Итак, периферия. Но одновременно империя. Периферийная империя.
Население периферийных стран не столько бедное, сколько бесправное. Материальные проблемы являются не в последнюю очередь следствием подобного бесправия. Логика развития навязывается мировым рынком, значит, «местные» должны приспособиться. Нельзя их спрашивать. Что они понимают в глобальном разделении труда?
Экономика развивается как колониальная. Отношение власти к населению такое же, как в колониальных странах. Власть единственный европеец в России. Массы – дикие и отсталые по определению, ибо другими им и быть нельзя. Так положено. Так правильно.
Британский журнал в конце Крымской войны недоумевает: какие могут быть у нас претензии к политической системе русского царизма – разве не такую же точно систему мы сами построили в Индии?
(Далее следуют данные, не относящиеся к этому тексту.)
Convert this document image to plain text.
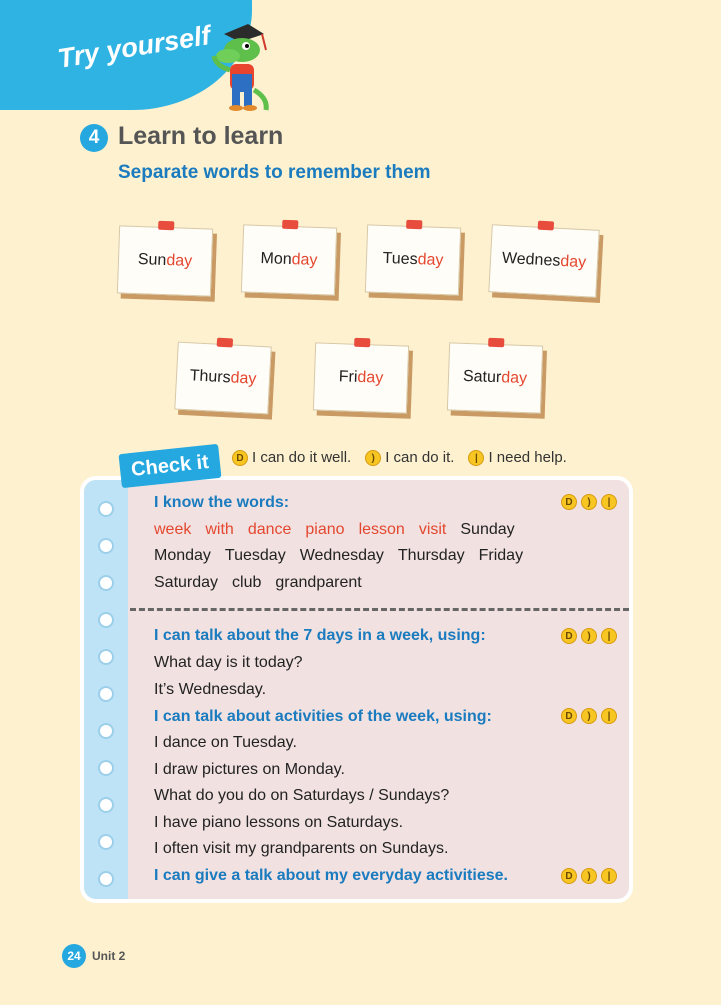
Try yourself
4 Learn to learn
Separate words to remember them
Sun day	Mon day	Tues day	Wednes day
Thurs day	Fri day	Satur day
Check it	D I can do it well.	) I can do it.	| I need help.
I know the words:	D	)	|
week with dance piano lesson visit Sunday
Monday Tuesday Wednesday Thursday Friday
Saturday club grandparent
I can talk about the 7 days in a week, using:	D	)	|
What day is it today?
It’s Wednesday.
I can talk about activities of the week, using:	D	)	|
I dance on Tuesday.
I draw pictures on Monday.
What do you do on Saturdays / Sundays?
I have piano lessons on Saturdays.
I often visit my grandparents on Sundays.
I can give a talk about my everyday activitiese.	D	)	|
24 Unit 2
Но наши «колонизаторы» не иноземцы, не захватчики. Они свои. Родные. Любимые. Защитники наши. Борцы за национальную независимость и мощь нашей державы. Колониальная власть в России – это ее собственное государство. Роль плантационных негров играют собственные мужики.
Зависимость от мировых рынков, которая, несмотря на огромные размеры и «бессчетные» ресурсы, постоянно – начиная со времен Ивана Грозного – вовлекает наше Отечество в «чужие» войны и споры, обрекает на потрясения, спровоцированные «чужими» кризисами и толкает на вмешательство в непонятные и загадочные для русского человека конфликты. Гренадеры Петра Великого то высаживаются в пригородах Копенгагена, то в сопровождении британского флота плывут обратно, Елизавета Петровна шлет свои армии захватывать Берлин, чудо-богатыри Суворова зачем-то переходят через Альпы, армии Александра I дерутся с французами у Аустерлица. Смысл этих предприятий темен и недоступен даже Данилевскому, сетующему, что русские постоянно воевали за «европейские интересы».
Великие перспективы открывались за счет участия в европейской истории, в политической системе великих держав. А мужик, куда ему деваться? Он брал ружье и шел по разбитым дорогам на Запад, по безлюдным степям на Восток. Только один раз по-настоящему в масштабах всей страны взбунтовался. Проникся идеями. Обозлился. Устал. В 1917 году система рухнула. Новая, построенная на ее месте, оказалась не демократичнее и не гуманнее. Но все же, на первых порах, была другой.
Советская интерлюдия, выключив страну из системы мирового капиталистического накопления, позволила на некоторое время изменить логику развития. Именно благодаря этому был обеспечен уникальный в мировой истории рывок, беспрецедентная индустриализация и модернизация в бескрайней стране. Советская скромность была далека от западного потребительского изобилия, но все же оказывалась несравненно лучше отчаянной бедности стран третьего мира. Однако уже к концу советского периода мы возвратились в глобальную систему, взяв в международном разделении труда роль надежного поставщика сырья и топлива.